Media Contact: Information Service
For Immediate Release: October 31, 1955

Three Indian Bureau superintendents will interchange assignments in Arizona and Utah on November 20, Commissioner Glenn L. Emmons announced today.

John O. Crow will move from Fort Apache Agency, Whiteriver, Ariz., to Uintah and Ouray Agency, Fort Duchesne, Utah.

Albert M. Hawley will shift from Papago Agency, Sells, Ariz., to Fort Apache.

Harry W. Gilmore will transfer from Uintah and Ouray to Papago.

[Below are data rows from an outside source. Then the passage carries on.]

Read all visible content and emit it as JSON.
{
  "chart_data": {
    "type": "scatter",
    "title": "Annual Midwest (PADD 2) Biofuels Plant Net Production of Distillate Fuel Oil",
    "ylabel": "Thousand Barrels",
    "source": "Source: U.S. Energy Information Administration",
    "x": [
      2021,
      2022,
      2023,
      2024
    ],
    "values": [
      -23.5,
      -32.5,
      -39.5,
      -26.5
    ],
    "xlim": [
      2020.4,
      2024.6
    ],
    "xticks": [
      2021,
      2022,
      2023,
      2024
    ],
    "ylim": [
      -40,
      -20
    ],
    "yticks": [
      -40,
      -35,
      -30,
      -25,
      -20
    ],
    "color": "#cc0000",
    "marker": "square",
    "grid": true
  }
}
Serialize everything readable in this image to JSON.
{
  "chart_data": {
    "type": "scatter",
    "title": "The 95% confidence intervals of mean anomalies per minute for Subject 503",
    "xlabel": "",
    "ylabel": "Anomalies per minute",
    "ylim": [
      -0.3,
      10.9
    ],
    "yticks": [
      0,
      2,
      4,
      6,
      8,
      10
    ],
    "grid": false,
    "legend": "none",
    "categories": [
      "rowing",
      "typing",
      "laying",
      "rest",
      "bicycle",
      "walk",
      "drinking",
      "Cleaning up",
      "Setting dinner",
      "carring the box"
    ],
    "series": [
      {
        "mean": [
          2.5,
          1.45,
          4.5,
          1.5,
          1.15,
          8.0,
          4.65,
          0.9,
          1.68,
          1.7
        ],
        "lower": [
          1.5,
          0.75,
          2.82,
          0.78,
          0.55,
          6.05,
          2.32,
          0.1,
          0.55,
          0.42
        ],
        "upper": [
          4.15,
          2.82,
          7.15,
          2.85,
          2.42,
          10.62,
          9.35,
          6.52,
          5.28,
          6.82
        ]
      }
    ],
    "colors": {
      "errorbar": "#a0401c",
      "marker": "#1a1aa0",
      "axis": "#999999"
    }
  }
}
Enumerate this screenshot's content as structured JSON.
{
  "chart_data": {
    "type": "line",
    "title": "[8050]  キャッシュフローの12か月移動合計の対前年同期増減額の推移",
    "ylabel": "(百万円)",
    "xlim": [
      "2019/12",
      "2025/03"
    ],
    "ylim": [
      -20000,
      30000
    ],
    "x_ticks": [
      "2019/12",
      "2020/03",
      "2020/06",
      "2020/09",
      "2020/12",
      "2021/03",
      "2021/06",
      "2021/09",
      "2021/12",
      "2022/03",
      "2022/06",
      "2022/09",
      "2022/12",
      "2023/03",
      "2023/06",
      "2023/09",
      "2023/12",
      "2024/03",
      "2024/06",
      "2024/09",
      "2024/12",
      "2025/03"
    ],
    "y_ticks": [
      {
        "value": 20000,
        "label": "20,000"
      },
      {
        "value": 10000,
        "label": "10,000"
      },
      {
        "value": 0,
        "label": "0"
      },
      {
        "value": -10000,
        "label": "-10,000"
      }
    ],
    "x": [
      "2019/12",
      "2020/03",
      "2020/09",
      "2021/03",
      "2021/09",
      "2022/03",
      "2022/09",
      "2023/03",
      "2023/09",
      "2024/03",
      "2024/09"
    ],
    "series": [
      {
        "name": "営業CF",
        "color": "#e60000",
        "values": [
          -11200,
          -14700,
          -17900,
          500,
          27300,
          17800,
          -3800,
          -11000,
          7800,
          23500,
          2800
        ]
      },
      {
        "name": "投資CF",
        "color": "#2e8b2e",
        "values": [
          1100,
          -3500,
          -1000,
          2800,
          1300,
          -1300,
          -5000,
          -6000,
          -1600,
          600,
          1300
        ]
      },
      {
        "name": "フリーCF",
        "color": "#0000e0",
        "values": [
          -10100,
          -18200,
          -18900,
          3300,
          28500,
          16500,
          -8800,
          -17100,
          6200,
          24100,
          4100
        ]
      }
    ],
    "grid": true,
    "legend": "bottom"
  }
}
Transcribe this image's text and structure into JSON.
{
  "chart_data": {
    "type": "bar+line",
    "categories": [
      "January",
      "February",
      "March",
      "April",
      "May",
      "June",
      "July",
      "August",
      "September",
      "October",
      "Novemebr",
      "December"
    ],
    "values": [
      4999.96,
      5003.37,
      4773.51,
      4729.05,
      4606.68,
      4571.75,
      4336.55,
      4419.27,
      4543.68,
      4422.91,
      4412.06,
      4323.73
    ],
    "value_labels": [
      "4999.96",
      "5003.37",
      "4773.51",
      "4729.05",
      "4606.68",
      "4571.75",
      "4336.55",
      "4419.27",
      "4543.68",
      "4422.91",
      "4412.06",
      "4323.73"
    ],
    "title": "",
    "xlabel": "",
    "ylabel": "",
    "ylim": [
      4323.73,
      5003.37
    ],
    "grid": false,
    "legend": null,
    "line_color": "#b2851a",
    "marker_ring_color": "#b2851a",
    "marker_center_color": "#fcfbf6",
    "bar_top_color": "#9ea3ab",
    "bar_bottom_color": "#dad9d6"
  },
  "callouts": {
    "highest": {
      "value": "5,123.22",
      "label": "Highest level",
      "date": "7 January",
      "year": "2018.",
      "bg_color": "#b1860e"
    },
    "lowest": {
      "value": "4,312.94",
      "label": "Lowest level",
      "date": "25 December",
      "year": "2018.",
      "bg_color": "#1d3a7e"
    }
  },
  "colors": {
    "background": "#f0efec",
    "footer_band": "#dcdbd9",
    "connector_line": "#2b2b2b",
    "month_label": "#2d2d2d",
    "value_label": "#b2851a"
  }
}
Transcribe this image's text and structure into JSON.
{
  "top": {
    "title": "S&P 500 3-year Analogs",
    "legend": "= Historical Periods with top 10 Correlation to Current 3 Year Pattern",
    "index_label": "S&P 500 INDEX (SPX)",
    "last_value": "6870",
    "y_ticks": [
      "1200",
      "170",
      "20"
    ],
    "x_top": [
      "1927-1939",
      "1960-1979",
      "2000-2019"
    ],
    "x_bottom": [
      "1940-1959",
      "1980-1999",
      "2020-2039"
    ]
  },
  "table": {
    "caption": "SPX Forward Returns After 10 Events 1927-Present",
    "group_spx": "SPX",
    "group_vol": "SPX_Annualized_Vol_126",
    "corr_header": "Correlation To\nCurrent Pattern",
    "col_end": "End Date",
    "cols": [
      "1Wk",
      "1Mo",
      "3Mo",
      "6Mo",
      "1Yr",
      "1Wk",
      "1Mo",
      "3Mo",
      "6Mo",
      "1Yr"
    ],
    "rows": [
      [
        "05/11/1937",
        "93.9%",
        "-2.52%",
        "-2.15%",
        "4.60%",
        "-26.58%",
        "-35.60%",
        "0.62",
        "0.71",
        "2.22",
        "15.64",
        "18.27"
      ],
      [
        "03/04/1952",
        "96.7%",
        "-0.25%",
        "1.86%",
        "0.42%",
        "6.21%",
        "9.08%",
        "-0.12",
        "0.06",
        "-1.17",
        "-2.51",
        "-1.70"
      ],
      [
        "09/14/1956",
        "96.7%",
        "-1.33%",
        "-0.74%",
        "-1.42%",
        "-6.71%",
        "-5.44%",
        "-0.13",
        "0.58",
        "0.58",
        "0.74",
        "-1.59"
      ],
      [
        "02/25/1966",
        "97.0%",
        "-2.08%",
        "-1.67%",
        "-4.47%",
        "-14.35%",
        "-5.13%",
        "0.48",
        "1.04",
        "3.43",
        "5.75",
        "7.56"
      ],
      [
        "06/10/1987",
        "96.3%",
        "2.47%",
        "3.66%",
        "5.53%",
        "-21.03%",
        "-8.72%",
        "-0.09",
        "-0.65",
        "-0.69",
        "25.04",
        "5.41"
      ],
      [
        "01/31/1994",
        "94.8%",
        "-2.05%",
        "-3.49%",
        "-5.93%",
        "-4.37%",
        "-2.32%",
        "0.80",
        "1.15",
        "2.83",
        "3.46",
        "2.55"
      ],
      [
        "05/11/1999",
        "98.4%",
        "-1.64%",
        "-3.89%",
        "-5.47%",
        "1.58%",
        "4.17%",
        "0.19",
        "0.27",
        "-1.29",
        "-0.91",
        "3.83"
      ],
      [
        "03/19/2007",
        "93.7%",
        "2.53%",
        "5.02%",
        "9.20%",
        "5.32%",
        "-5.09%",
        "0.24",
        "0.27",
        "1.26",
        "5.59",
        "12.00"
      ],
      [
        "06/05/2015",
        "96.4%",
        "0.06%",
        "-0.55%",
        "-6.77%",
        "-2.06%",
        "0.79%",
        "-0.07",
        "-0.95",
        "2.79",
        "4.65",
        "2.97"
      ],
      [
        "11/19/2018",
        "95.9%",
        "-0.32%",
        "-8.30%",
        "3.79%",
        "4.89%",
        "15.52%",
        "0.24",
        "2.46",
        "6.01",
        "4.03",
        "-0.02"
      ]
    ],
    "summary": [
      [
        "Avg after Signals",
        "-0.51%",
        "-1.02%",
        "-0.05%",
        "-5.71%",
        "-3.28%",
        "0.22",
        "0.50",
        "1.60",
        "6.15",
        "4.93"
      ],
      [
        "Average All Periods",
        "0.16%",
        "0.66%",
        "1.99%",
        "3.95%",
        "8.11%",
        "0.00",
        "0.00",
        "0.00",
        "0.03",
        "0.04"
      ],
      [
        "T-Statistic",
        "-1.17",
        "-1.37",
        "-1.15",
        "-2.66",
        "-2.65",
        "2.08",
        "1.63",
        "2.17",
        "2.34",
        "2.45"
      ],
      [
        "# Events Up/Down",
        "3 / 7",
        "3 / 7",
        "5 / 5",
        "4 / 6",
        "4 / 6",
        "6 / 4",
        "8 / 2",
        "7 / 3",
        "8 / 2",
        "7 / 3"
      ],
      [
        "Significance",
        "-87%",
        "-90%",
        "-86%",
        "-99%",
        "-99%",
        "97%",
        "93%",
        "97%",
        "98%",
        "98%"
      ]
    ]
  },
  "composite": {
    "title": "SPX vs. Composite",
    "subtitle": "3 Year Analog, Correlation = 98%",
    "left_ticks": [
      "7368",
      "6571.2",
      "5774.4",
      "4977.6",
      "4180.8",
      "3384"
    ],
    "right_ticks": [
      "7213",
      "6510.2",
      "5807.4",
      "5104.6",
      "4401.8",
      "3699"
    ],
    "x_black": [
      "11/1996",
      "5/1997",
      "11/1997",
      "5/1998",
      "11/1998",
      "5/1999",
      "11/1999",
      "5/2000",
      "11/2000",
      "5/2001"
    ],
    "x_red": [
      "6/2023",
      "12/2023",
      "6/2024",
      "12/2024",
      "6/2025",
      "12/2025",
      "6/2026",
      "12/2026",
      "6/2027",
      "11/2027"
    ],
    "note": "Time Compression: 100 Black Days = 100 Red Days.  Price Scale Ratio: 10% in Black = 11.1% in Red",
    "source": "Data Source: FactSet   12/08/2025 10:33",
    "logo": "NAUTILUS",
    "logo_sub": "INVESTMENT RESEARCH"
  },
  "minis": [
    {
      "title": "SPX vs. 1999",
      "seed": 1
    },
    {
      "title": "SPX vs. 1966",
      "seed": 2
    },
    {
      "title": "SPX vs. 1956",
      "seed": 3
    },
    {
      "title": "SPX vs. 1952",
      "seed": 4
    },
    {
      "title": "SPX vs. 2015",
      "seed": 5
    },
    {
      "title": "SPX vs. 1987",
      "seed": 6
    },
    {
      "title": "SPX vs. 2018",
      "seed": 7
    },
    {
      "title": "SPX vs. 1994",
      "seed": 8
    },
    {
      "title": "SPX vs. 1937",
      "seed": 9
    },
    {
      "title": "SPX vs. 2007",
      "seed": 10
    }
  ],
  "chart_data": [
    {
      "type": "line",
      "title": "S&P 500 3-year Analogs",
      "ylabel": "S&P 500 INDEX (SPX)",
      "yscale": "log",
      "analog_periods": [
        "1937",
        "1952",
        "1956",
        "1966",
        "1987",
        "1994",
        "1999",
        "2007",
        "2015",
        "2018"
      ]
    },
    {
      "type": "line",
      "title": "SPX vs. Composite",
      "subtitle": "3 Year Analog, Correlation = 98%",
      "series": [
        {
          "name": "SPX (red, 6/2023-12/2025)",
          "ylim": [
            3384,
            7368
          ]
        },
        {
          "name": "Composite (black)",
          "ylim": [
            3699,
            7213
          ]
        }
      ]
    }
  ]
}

Mr. Crow, a graduate of the Haskell Indian Institute at Lawrence, Kans., first came with the Bureau in 1934, as clerical assistant at Fort Totten, N. Dak. After several months in this assignment he transferred to the Truxton Canon Agency, Valentine, Ariz., where he was given increasing responsibilities and finally named superintendent in 1942. Four years later he became superintendent of the Mescalero Agency, Mescalero, New Mex., and remained in that post until 1951 when he was designated administrative assistant of the Colorado River Agency, Parker, Ariz. Later that same year he was appointed superintendent at Fort Apache.

Mr. Hawley came with the Bureau in 1935 and for eight years as a boys’ adviser at the Carson Indian School, Stewart, Nev. After Navy service during World War II he returned to the Bureau as principal of the Carson School in 1946 and one year later was named reservation principal. In 1950 he became principal of the Tuba City Boarding School on the Navajo Reservation and subsequently served as reservation principal at Carson and at San Carlos Agency, San Carlos, Ariz., prior to his appointment as superintendent at Papago in September 1954. He received a bachelor's degree from Davis and Elkins College in West Virginia in 1932 and a master’s degree from Stanford University in 1951.

Mr. Gilmore, a veteran of 18 years' experience with the Bureau, served from 1937 to 1952 as assistant to the superintendent, district agent, and program officer at Bishop and later Riverside, Calif. He has been superintendent at Uintah and Ouray for the past three years. Before joining the Bureau, he served for four years with the Works Progress Administration as state director of the Arkansas Transient Bureau. He has a bachelor's degree from Arkansas Teachers College, Conway, Ark., and a master's degree from Peabody College, Nashville, Tenn.